Feel free to roll your eyes (or ears) at technology being described as “magical”, but damned if I can come up with a more apt adjective. In my (admittedly brief) testing time, Adaptive Audio seems more like a next-generation, even smarter replacement for Transparency mode. I’ve set mine to toggle between just two modes when I long-press either AirPod stem: Adaptive and ANC. If you’d like, you can add regular Transparency as a third mode you toggle between, but I haven’t yet found an environment where I’d want plain Transparency instead of Adaptive. Transparency with AirPods Pro 2 has been great as an urban pedestrian; Adaptive is even better. It just automatically Does What I Want™ in seemingly every context. I hear traffic and passersby, but even loud trucks and buses passing by don’t keep me from clearly hearing the podcast (typically) or song (less typically) I’m listening to.
Perhaps my usage scenarios are in the sweet spot for what Adaptive Audio is good at — the opposite of how my usage scenarios are not good for Conversation Awareness. But from my time using them, I don’t even see why Adaptive Audio isn’t a replacement for Transparency. For me, so far, it’s just Transparency but better, with more on-the-fly dynamic adjustments. It’s fantastic. (Perhaps battery life is one reason to keep plain Transparency mode around, but I have zero complaints about the battery life I’ve gotten these past five days.)
If you already use AirPods Pro, you know there are cute sounds that play when you switch modes. Each mode gets its own unique tone, and the tones for Transparency and Active Noise Cancellation sort of sound like the opposite of each other. The tones suggest “opening” and “closing” the world around you as you toggle them. Adaptive Audio has a new tone, which I’d describe as spritely or joyful. It’s the sort of sound you can imagine a fairy’s magic wand making in a kid’s movie. It’s a fun sound for a fun mode, and I can’t help but take the joyfulness of this tone as a subtle suggestion from Apple that this is the “best” mode for most people in most scenarios, other than the obvious situations where you want full-on immersive Active Noise Cancellation.
The Vision Pro is Apple’s initial foray into spatial computing. But Vision Pro is not Apple’s first product in the world of augmented reality: AirPods Pro (and to a lesser degree, at the moment, AirPods Max) are. We humans are visual creatures and we naturally tend to think of augmented reality as a primarily visual experience, but AirPods Pro offer profoundly enjoyable and useful augmentation of the aural world around you. Starting today, Adaptive Audio takes that to another level.

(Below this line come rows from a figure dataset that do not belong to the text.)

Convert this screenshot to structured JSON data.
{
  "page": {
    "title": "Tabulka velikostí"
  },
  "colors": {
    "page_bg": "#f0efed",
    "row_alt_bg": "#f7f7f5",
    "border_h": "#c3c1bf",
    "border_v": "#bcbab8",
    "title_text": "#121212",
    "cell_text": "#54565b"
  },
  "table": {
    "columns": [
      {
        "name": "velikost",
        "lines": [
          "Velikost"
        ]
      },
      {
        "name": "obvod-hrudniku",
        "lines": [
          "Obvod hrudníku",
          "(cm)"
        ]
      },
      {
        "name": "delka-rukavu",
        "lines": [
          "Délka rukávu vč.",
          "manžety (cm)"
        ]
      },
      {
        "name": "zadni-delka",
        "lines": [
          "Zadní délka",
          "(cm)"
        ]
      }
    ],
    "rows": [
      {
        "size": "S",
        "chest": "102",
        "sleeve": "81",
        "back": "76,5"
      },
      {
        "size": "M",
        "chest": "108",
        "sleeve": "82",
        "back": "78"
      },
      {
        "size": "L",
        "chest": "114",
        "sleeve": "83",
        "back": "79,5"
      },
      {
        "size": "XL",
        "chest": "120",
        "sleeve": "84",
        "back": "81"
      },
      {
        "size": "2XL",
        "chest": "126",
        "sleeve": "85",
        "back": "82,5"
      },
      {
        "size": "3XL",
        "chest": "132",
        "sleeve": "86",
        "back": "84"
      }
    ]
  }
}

Adaptive Audio is only available for the AirPods Pro 2, which means I’m only going to be more irritated if I ever again find myself wearing my old first-generation AirPods Pro out of necessity. At this point AirPods Pro 2 are as much better than the original AirPods Pro than the original AirPods Pro seemed from the original non-pro AirPods. They’re far more than wireless earbuds — they’re clever, powerful, delightful computers you put in your ears. I’ll close with what I wrote about them a year ago:
The new AirPods Pro are the best single expression of Apple as a company today. Not the most important product, not the most complicated, not the most essential. But the one that exemplifies everything Apple is trying to do. They are simple, they are useful, and they offer features that most people use and want. Most people use headphones. A lot of people use them every day — in noisy environments. AirPods Pro are — for any scenario where big over-ear-style headphones are impractical — the best headphones in the world.